Insurance contributes a lot to the overall economic {process} of the society by provides stability to the functioning of process. The insurance industries develop monetary establishments and cut back uncertainties by up financial resources.
1. Provide safety and security:
Insurance provide monetary support and cut back uncertainties in business and human life. It provides safety and security against particular event. There is always a concern of sudden loss. Insurance provides a cover against any sudden loss. For example, in case of insurance financial help is provided to the family of the insured for death. In case of other insurance security is provided against the loss attributable to fireplace, marine, accidents etc.
2. Generates financial resources:
Insurance generate funds by collecting premium. These funds are invested with in government securities and stock. These funds are gainfully used in industrial development of a country for generating a lot of funds and utilized for the economic development of the country. Employment opportunities are hyperbolic by huge investments leading to capital formation.

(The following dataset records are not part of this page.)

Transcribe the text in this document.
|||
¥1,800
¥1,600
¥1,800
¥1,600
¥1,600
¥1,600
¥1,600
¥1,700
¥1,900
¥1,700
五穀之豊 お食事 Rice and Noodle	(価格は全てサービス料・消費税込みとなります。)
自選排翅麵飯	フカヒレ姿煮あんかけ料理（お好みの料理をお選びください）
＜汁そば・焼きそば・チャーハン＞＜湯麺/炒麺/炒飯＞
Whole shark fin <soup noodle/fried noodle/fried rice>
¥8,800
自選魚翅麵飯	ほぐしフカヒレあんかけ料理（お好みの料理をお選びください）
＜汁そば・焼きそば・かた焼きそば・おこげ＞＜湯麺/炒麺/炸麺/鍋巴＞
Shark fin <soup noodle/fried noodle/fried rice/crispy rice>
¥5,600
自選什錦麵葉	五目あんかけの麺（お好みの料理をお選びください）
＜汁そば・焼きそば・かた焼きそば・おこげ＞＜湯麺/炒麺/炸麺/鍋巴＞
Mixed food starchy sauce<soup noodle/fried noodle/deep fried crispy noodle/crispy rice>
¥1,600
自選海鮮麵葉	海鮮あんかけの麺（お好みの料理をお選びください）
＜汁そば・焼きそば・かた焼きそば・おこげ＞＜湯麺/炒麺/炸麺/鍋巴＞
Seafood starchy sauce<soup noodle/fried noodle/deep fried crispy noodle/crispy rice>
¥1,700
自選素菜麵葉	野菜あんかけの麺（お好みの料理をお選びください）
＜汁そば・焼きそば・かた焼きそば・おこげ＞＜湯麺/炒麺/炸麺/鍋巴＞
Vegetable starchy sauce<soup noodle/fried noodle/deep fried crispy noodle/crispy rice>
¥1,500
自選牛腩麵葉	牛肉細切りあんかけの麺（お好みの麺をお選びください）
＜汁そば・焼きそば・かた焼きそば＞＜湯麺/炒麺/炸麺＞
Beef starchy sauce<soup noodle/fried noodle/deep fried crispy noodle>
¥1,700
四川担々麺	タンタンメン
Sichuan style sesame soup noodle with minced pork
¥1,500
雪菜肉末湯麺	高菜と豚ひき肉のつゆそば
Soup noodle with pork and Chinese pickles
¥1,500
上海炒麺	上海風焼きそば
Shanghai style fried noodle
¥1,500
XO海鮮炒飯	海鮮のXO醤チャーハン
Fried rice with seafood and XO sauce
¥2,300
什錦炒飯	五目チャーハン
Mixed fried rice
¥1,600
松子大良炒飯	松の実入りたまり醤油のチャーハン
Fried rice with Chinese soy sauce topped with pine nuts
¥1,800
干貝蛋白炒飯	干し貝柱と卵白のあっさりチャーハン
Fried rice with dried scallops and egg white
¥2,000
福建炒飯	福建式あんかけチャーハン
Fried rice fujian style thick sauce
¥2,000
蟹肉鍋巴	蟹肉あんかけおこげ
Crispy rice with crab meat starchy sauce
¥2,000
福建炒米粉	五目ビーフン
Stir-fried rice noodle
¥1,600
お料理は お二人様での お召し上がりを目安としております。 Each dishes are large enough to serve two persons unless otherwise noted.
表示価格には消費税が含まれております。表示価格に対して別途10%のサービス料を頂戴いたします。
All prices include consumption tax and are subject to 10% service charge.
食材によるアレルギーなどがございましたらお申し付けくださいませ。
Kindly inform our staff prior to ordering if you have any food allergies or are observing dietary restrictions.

3. Life insurance encourages savings:
Insurance does not solely defend against risks and uncertainties, but additionally provides AN investment channel too. Life insurance enables systematic savings attributable to payment of normal premium. Life insurance provides a mode of investment. habit of saving increses. The insured get the lump sum quantity at the maturity of the contract.
4. Medical support:
A medical insurance considered essential in managing risk in health. Anyone can be a victim of crucial malady unexpectedly. And rising medical expense is of great concern. Medical Insurance is the insurance policies that cater for various variety of health risks. The insured gets a medical support in case of medical policy.
5. Spreading of risk:
Insurance facilitates spreading of risk from the insured to the insurer. The basic principle of insurance is to spread risk among an outsized variety of individuals. A large variety of persons get insurance policies and pay premium to the nondepository financial institution. Whenever a loss occurs, it is compensated out of funds of the nondepository financial institution.
6. Source of aggregation funds:
Large funds area unit collected by the means of premium. These funds are utilized in the industrial development of a rustic, which accelerates the economic growth. Employment opportunities are hyperbolic by such huge investments. Thus, insurance has become an necessary supply of capital formation.